Lately, a statewide outrage against rising property tax bills has tested Burlington’s commitment to the generous public sphere for which the small city earned a national reputation. Voters rejected the last Town Meeting Day request for a general fund rate increase in 2022.
Since then, ostensibly left-wing politicians have acceded to the conservative tax revolt, attributing their reluctance to challenge homeowners’ stinginess to what they describe as the unfair, regressive structure of the property tax and becoming champions of an “affordability” that excludes renters.
The resulting slide toward austerity has, by now, taken on an ideological character. While lamenting individual firings, Mulvaney-Stanak has routinely characterized her broad strategy of cutbacks as a “right-sizing” of city government.
Now, she may liquidate a 36-year-old public service for no clear reason beyond her own department head’s disinterest in identifying an internal solution to a labor shortage that has recently hobbled the program — better and easier, in the view of Director of Public Works Chapin Spencer, to hand the headache of hiring over to the experts at Casella Waste or Gauthier Trucking.
News of the dire state of municipal recycling arrived at the city council this spring in the form of such a proposal, representing the administration’s first thought, not its last resort.

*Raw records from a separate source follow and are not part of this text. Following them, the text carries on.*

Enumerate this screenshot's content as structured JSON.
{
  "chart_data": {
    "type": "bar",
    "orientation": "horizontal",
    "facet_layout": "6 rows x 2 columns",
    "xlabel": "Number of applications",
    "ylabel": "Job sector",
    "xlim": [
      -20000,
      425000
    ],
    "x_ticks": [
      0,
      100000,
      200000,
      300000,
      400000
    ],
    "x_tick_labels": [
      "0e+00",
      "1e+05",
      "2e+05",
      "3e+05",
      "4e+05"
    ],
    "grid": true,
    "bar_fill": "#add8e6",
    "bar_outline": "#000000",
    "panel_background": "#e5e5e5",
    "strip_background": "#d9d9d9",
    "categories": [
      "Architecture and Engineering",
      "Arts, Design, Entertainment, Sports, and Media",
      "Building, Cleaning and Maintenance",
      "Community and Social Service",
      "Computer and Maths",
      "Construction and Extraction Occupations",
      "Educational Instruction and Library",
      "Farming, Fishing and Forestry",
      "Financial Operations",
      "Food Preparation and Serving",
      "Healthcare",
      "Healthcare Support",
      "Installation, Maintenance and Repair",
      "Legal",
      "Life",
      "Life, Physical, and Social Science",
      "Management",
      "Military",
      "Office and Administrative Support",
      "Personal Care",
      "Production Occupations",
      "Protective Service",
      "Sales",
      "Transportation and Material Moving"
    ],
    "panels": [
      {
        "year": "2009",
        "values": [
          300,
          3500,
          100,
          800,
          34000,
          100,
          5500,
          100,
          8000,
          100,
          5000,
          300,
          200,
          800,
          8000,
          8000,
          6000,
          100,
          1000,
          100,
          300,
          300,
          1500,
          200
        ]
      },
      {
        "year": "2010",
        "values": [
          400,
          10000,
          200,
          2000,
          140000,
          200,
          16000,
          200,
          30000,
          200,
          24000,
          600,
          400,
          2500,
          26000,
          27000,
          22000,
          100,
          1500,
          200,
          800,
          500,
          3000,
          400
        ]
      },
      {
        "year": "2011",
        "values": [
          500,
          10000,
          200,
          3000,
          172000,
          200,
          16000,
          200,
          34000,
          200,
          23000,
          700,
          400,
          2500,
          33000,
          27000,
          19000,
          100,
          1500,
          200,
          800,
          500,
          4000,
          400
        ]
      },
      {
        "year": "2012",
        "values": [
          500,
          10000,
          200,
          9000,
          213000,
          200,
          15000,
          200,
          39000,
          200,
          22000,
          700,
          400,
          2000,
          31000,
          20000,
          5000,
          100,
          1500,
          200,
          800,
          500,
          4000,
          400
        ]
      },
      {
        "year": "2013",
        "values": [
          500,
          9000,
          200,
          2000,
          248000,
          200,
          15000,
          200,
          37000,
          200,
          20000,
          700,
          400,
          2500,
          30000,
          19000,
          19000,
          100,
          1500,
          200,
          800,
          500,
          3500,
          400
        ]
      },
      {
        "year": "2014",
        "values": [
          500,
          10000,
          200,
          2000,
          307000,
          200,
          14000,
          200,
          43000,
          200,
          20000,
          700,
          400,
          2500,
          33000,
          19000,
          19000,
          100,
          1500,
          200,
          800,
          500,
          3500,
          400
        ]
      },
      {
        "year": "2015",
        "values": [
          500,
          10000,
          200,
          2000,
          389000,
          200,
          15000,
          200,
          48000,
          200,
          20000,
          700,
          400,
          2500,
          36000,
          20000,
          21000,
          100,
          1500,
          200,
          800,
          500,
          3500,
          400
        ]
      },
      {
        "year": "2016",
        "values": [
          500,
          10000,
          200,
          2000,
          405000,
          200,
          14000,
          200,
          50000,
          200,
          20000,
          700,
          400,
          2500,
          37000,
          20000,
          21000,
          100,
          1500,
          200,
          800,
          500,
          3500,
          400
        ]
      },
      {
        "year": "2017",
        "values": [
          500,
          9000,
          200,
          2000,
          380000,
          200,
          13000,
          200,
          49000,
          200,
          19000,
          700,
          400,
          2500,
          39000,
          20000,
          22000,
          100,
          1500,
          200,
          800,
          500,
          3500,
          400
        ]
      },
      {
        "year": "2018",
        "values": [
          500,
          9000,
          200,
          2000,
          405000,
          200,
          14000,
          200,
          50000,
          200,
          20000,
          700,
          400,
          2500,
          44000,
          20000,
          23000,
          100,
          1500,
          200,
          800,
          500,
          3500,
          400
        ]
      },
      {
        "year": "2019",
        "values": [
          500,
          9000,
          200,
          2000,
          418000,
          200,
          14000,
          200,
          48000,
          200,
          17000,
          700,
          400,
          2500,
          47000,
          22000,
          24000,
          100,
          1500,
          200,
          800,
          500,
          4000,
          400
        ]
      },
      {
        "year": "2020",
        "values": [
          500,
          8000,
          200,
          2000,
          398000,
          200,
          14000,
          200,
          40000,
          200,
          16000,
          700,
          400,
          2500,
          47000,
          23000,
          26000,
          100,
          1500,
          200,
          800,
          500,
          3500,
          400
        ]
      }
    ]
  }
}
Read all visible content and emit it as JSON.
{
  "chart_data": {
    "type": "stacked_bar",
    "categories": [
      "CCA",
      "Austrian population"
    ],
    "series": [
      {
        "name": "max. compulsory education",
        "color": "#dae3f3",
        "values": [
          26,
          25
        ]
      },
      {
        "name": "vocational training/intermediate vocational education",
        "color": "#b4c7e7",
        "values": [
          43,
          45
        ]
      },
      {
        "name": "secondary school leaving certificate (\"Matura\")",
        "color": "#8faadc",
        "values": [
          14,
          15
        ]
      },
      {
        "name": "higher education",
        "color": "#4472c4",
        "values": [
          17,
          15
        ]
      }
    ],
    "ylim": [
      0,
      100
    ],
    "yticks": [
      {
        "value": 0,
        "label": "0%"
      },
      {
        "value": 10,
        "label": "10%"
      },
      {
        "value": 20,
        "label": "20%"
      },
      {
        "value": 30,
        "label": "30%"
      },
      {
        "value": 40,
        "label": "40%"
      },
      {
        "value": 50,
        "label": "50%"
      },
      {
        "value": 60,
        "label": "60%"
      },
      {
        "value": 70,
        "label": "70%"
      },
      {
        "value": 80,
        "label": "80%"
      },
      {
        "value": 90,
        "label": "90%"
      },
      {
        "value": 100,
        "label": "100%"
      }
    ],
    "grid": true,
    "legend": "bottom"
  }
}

Exhausted workers, sick of pulling double-duty, have signed on, pleading for relief. In the absence of a ready-to-go alternative, a spiritless AFSCME local has, on their behalf, tacitly accepted the erosion of its bargaining unit.
A new, nonunion workforce will presumably suffer many of the same indignities that the Department of Public Works’ workers do now, enduring impossibly long hours and on-the-job injuries. But privatization will make these problems invisible. They’ll become someone else’s issue to deal with, not the mayor’s.
Can the public sector take on challenges, solve problems, do things? These questions have important stakes. At every level of government, officials offer their responses.
The Vermont Progressive Party has traditionally said yes. Given its social-democratic orientation, it couldn’t say otherwise. “We believe the economy should be democratically owned and controlled in order to serve the needs of the many, not to make profits for the few,” its official platform states.
Yet its supporters appear hesitant to condemn Mulvaney-Stanak’s intention to deliver a public service to unaccountable, profit-making entities. On debateable procedural grounds, the Progressive State Committee tabled a resolution that would have called on the mayor “to prioritize maintaining the city’s utilities under public ownership” on May 17, signaling a reluctance to confront the party’s most prominent elected official.
Mulvaney-Stanak, who campaigned for mayor primarily on a promise of “community safety” (as opposed to her opponent’s “public safety”), may view herself as a pragmatic problem-solver, not as an agent in the big-picture, historical struggle for economic justice imagined by her party’s platform.
Yet one doesn’t have to think in historical terms to become part of history; unless it changes course, Mulvaney-Stanak’s administration will do so, in its minor way, on the side of Margaret Thatcher, Ronald Reagan and Elon Musk.
Just as the Vermont Progressive Party still has a chance to reclaim its soul, so too do Burlingtonians have a chance to reclaim the soul of their city.